Inclusion scolaire : des parents portent plainte

Inclusion scolaire : des parents portent plainte

Plusieurs parents d’enfants handicapés, membres de l’ASBL Inclusion et soutenus par la Fédération internationale des ligues des droits de l’homme et Inclusion Europe, ont décidé de déposer une plainte auprès du "Comité européen des droits sociaux".

En déposant cette plainte auprès du "Comité européen des droits socaux", l’ASBL Inclusion espère provoquer un électrochoc. Ses membres veulent que les choses bougent plus rapidement en matière d’inclusion scolaire. La Belgique ne respecterait pas les obligations de la Charte sociale européenne en la matière.

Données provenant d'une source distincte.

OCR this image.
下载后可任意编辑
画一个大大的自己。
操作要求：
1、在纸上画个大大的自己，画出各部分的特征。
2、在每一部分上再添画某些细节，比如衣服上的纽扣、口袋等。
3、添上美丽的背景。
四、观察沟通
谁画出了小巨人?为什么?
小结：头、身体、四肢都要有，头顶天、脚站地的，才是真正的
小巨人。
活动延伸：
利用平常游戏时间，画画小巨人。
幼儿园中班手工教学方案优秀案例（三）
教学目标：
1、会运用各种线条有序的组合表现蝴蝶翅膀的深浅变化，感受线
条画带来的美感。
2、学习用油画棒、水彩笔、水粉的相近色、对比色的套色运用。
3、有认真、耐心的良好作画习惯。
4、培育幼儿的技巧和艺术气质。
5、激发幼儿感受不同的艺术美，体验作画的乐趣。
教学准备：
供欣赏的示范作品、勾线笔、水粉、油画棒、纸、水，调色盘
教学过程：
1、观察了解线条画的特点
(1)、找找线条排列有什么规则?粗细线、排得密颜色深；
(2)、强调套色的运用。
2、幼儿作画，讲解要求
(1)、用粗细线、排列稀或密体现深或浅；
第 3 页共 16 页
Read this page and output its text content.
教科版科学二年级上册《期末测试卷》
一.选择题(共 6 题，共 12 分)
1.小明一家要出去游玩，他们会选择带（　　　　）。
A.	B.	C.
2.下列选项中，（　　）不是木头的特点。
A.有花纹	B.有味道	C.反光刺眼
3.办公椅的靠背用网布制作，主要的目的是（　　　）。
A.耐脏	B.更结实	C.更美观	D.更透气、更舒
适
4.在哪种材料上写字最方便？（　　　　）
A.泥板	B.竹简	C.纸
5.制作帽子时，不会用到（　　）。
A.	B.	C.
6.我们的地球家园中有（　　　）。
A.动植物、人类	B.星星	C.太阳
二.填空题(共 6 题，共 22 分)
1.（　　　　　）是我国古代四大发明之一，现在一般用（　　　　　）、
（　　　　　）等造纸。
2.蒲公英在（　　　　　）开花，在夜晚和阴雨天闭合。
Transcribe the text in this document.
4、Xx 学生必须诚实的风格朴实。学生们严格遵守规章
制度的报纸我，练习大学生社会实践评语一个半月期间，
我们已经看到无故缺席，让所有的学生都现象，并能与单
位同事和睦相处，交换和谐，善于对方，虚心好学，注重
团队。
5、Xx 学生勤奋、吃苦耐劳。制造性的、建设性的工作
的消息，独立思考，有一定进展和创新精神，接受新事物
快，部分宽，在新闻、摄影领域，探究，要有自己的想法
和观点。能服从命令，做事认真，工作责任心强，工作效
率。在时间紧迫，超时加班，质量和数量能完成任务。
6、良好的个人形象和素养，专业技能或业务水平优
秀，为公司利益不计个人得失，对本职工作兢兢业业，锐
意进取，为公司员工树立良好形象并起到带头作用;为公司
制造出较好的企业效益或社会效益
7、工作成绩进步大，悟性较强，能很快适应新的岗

Le handicap de type 2 délaissé

"La Belgique ne déploie pas assez d’efforts pour favoriser l’inclusion des enfants porteurs d’une déficience intellectuelle dans les établissements ordinaires dépendants de la Fédération Wallonie-Bruxelles", indique, au Soir, la Fédération internationale des ligues des droits de l’homme. Ces déficiences intellectuelles, correspondant aux handicaps de type 2 (autisme, trisomie...), préoccupent particulièrement les membres de l’ASBL Inclusion. "Dans cette catégorie, les bénéficiaires sont rares, trop rares", déplore Thomas Dabeux, permanent pour l’ASBL Inclusion. En effet, ce sont davantage les enfants souffrant des handicaps de type 1 (retard mental léger),3 (troubles du comportement) et 8 (troubles sévères d’apprentissage) qui bénéficient de la plupart des plans d’intégration.

"L’intérêt, c’est de les tirer vers le haut"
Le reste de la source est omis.